- Gepo Location in Guangxi
- Coordinates: 24°56′58″N 111°16′40″E﻿ / ﻿24.94944°N 111.27778°E
- Country: People's Republic of China
- Autonomous Region: Guangxi
- Prefecture-level city: Hezhou
- Autonomous county: Fuchuan Yao Autonomous County

Area
- • Total: 93.56 km^{2} (36.12 sq mi)

Population (2018)
- • Total: 17,810
- • Density: 190/km^{2} (490/sq mi)
- Time zone: UTC+08:00 (China Standard)
- Postal code: 542700
- Area code: 0774

= Gepo =

Gepo (葛坡镇 (葛坡鎮, Gěpō Zhèn)) is a town in Fuchuan Yao Autonomous County, Guangxi, China. As of the 2018 census it had a population of 17,810 and an area of 93.56 km2.

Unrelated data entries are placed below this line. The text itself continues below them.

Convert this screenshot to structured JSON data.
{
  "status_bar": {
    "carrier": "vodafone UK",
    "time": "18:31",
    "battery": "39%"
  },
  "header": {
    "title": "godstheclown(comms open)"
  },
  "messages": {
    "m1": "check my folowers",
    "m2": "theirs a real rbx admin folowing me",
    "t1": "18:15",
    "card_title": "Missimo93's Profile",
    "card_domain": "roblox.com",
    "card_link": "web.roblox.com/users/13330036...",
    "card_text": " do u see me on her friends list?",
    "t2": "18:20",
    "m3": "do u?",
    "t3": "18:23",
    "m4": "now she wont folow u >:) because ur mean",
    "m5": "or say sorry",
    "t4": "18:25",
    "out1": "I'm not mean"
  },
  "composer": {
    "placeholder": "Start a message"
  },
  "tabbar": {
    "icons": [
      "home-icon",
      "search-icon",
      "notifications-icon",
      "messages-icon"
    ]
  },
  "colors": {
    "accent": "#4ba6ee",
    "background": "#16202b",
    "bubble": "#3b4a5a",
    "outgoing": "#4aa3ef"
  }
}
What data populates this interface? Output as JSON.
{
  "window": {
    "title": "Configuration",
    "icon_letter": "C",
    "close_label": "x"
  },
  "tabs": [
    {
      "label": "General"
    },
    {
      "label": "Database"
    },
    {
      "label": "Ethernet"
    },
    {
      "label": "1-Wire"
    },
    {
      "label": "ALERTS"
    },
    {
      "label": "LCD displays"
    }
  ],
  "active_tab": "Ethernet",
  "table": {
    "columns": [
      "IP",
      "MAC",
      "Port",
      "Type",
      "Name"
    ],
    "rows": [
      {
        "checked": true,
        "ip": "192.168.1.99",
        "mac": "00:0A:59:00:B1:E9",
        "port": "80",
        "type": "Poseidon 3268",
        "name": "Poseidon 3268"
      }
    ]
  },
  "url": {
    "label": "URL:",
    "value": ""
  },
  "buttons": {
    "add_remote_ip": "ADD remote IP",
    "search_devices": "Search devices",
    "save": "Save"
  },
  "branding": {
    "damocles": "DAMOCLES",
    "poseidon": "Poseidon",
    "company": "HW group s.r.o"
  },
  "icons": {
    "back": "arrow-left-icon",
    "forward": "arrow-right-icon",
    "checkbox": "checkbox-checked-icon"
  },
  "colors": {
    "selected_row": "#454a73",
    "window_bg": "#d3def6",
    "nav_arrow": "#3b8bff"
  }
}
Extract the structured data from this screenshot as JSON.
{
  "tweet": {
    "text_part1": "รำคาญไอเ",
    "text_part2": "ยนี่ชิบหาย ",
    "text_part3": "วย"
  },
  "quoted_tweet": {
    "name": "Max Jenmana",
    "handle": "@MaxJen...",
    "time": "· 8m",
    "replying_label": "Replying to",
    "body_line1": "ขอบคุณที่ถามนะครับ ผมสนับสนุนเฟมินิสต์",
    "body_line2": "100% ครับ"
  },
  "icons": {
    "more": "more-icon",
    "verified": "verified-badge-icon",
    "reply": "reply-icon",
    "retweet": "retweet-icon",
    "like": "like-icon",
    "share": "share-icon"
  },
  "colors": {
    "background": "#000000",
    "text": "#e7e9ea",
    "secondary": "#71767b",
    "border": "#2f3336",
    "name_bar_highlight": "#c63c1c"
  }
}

==Administrative division==
As of 2016, the town is divided into one community and twelve villages:

- Gepojie Community (葛坡街社区)
- Lingui (林桂村)
- Zhaixiang (宅祥村)
- Jile (极乐村)
- Shantang (山塘村)
- Banzhu (斑竹村)
- Qishan (岐山村)
- Shenpo (深坡村)
- Maping (马坪村)
- Shangdong (上洞村)
- Hedong (合洞村)
- Macao (马槽村)
- Lou (楼村)

==History==
In 1984 it separated from Mailing Township (now Mailing). In 1996 it was upgraded to a town.

==Geography==
The town lies at the northern of Fuchuan Yao Autonomous County, bordering Chengbei Town to the west, Fuyang Town and Fuli Town to the south, Mailing Town to the north, and Shijia Township to the east.

The Fuchuan River flows through the town north to south.

==Economy==
The principal industries in the area are agriculture, forestry and mineral resources. Agricultural crops include grains, vegetables, fruits, tobacco, navel orange (脐橙), pear, and Ziziphus mauritiana. The region also has an abundance of iron, tin, copper, manganese and granite.

==Transportation==
The town is connected to two highways: the China National Highway G538 and the S13 Zhongshan County–Fuchuan County Expressway.